“It appears that future demand will be for engineers who, beyond their multi-disciplinary professional knowledge, have a broad general education and “soft skills” that include “thinking competencies” such as: self-learning, critical thinking, planning, time management and problem solving; “communication competencies” such as: presentation and teamwork and; personal and inter-personal “emotional competencies”. Consequently, the engineering education process will also have to adjust to the changing reality.” This is how Prof. Ami Moyal, President of Afeka College, opened the Annual Conference for the Development of National Human Capital in Engineering, that took place at Afeka College on Tuesday, May 23, 2017. Leaders of industry, government ministries, the IDF and the education system met at the conference to discuss the education of engineers for industry in a changing reality.

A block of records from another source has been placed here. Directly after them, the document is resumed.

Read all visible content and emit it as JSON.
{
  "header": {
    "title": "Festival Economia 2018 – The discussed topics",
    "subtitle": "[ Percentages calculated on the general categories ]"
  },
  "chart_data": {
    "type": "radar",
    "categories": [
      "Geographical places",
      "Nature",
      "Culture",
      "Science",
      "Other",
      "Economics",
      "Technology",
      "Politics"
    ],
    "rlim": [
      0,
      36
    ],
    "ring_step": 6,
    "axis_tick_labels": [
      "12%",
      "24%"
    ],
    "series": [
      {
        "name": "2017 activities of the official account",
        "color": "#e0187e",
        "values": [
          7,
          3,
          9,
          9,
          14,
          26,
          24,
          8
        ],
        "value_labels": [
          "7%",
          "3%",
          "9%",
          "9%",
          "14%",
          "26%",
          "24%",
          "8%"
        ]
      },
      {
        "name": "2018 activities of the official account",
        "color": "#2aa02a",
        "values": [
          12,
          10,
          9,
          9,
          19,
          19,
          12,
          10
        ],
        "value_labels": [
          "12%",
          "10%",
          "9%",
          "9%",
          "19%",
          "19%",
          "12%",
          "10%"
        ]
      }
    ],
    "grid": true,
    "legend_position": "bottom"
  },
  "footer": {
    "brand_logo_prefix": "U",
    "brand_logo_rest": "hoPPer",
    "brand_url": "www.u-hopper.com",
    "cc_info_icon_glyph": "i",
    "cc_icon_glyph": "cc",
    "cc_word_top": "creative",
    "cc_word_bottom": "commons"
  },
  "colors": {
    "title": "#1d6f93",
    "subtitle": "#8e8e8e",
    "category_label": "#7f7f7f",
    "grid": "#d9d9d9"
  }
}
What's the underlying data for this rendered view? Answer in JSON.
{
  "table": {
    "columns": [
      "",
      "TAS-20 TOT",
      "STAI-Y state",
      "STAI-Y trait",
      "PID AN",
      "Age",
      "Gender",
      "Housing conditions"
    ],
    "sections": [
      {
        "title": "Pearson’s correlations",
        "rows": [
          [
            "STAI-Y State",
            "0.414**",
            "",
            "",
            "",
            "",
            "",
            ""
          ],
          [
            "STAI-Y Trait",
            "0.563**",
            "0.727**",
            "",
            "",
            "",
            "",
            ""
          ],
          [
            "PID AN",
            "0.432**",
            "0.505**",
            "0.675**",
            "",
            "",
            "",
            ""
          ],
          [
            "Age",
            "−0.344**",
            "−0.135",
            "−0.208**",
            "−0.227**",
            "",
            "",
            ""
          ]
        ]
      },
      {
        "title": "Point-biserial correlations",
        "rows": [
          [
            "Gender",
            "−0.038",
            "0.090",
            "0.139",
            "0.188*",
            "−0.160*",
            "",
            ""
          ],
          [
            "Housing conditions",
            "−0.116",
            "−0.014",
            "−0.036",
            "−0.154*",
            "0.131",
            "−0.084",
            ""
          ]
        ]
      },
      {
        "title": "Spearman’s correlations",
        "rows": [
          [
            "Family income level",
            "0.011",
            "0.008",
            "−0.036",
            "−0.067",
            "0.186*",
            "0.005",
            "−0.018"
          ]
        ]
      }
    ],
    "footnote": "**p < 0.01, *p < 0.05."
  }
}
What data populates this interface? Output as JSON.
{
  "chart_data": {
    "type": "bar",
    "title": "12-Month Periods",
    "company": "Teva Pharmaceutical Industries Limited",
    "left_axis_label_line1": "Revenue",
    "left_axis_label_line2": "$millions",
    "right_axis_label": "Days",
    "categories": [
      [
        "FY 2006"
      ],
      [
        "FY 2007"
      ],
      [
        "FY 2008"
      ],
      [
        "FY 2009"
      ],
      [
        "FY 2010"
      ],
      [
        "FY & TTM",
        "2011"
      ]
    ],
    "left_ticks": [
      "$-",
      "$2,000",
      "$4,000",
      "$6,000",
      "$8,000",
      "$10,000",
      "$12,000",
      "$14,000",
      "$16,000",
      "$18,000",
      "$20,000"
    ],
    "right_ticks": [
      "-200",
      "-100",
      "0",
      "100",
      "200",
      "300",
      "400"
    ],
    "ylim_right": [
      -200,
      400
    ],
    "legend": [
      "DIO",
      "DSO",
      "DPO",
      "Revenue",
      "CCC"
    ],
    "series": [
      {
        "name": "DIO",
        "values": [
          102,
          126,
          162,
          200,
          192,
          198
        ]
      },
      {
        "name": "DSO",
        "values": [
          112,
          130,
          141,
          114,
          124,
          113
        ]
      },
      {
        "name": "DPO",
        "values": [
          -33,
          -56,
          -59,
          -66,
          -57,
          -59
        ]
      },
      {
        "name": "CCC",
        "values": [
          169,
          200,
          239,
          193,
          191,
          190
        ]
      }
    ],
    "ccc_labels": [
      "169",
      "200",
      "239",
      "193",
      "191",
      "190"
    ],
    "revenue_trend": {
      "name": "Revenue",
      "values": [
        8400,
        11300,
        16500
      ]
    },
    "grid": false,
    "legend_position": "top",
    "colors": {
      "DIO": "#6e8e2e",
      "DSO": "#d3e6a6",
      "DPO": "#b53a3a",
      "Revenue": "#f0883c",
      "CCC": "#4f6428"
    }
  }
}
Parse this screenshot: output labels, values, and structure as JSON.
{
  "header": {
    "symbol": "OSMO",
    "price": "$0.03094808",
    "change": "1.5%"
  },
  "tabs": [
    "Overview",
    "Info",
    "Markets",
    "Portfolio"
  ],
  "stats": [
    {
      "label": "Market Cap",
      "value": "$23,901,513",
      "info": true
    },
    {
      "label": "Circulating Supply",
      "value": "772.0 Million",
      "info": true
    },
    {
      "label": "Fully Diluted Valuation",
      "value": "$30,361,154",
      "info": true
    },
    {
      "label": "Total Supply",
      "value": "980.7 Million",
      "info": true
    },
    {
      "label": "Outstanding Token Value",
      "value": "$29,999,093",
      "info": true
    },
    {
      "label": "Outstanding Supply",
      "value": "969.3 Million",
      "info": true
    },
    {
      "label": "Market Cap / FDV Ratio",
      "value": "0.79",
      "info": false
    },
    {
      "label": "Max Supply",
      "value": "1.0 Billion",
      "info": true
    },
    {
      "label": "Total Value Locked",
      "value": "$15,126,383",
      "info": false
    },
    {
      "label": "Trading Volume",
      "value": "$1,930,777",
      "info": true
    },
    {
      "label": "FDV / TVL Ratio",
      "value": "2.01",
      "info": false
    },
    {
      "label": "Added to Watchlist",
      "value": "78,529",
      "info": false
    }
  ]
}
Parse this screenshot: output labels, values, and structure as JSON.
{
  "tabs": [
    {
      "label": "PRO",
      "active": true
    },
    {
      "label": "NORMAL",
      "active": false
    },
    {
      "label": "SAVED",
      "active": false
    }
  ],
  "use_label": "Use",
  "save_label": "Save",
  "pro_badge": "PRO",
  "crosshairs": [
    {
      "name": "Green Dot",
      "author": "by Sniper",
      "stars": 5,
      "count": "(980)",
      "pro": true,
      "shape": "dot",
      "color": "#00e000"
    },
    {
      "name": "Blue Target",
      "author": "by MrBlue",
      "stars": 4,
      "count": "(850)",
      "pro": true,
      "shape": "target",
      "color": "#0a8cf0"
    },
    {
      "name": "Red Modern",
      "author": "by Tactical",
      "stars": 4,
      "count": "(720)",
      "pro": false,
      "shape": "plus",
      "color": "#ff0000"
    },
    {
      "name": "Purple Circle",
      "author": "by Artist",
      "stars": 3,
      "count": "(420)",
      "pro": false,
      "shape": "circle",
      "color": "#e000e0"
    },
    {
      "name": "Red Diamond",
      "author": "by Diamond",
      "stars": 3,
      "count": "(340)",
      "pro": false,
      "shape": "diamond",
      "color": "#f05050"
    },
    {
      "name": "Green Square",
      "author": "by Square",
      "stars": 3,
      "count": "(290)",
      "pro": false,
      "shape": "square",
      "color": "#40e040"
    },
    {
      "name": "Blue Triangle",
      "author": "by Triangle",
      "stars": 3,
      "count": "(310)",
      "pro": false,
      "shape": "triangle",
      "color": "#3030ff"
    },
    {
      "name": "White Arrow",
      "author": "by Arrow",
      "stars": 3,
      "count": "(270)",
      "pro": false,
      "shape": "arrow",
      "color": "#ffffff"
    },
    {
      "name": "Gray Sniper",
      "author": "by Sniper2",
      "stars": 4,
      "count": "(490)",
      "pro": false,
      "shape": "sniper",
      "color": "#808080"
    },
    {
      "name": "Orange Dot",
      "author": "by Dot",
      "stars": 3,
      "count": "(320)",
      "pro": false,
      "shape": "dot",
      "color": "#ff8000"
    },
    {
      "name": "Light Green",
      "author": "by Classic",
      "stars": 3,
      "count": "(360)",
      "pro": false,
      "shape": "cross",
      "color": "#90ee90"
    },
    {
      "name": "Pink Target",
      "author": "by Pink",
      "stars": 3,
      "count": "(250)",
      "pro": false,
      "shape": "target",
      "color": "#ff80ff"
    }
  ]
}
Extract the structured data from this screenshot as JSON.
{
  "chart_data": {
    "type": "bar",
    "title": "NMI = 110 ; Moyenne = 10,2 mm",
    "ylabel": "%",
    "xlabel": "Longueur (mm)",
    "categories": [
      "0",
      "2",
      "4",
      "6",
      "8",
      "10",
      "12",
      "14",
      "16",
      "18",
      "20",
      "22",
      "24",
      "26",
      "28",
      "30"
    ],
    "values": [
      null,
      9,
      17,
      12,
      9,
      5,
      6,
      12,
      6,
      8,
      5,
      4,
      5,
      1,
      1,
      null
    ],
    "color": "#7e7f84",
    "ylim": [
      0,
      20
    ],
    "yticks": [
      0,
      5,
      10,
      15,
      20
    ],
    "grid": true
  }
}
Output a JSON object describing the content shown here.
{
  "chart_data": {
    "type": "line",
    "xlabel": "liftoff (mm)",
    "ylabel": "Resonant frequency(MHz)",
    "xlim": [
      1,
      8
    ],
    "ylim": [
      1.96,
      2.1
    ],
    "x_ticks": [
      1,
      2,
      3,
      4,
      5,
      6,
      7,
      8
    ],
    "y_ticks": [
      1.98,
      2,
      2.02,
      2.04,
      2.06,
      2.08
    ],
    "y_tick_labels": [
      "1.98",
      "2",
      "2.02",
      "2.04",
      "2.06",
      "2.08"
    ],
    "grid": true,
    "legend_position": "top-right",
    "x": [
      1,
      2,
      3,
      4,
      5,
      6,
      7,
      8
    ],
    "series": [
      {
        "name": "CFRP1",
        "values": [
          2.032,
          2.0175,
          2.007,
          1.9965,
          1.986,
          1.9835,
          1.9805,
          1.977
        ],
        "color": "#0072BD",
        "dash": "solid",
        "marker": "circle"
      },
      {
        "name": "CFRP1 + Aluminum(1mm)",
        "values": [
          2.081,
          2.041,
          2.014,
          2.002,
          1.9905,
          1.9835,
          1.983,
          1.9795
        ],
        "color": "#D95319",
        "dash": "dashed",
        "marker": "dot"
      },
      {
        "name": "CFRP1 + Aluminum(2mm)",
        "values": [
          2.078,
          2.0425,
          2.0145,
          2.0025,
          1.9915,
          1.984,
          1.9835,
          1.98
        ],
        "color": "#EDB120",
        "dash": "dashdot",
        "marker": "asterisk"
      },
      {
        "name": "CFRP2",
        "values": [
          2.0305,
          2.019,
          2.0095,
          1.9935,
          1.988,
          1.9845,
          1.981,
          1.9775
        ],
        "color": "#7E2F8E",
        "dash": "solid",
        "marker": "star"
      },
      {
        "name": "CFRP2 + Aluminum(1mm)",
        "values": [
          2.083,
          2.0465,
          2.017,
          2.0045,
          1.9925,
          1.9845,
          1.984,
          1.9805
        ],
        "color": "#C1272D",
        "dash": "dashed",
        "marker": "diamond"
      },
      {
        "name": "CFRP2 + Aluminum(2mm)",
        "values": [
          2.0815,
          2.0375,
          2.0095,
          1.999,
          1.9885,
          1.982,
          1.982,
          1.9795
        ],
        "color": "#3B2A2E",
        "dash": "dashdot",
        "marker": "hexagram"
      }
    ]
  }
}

Prof. Yaffa Zilbershats, Chairperson of the Planning and Budgeting Committee of the Council for Higher Education in Israel, raised the issue of women’s integration into the engineering field, noting that, “data show only 25% women in BA Engineering programs, and 23% in Master’s degree Engineering programs. The goal is to increase these numbers and bring more women to choose these fields of study in higher education institutions. This will help gender equality and reduce the shortage of  workers in industry.”

Michal Tzuk, Director of Employment Regulation and Senior Deputy Director General at the Ministry of Economy, provided several figures that point to the severe shortage of engineers,  centering on the fact that there were about 3,300 vacant engineering posts in 2013, which increased to 6,500 this year.

Prof. Yossi Matias, Vice President Engineering at Google and Managing Director of Google's R&D Center in Israel, indicated that engineers in Israel should also be trained in soft and vital competencies such as the ability to work in a team and to make presentations.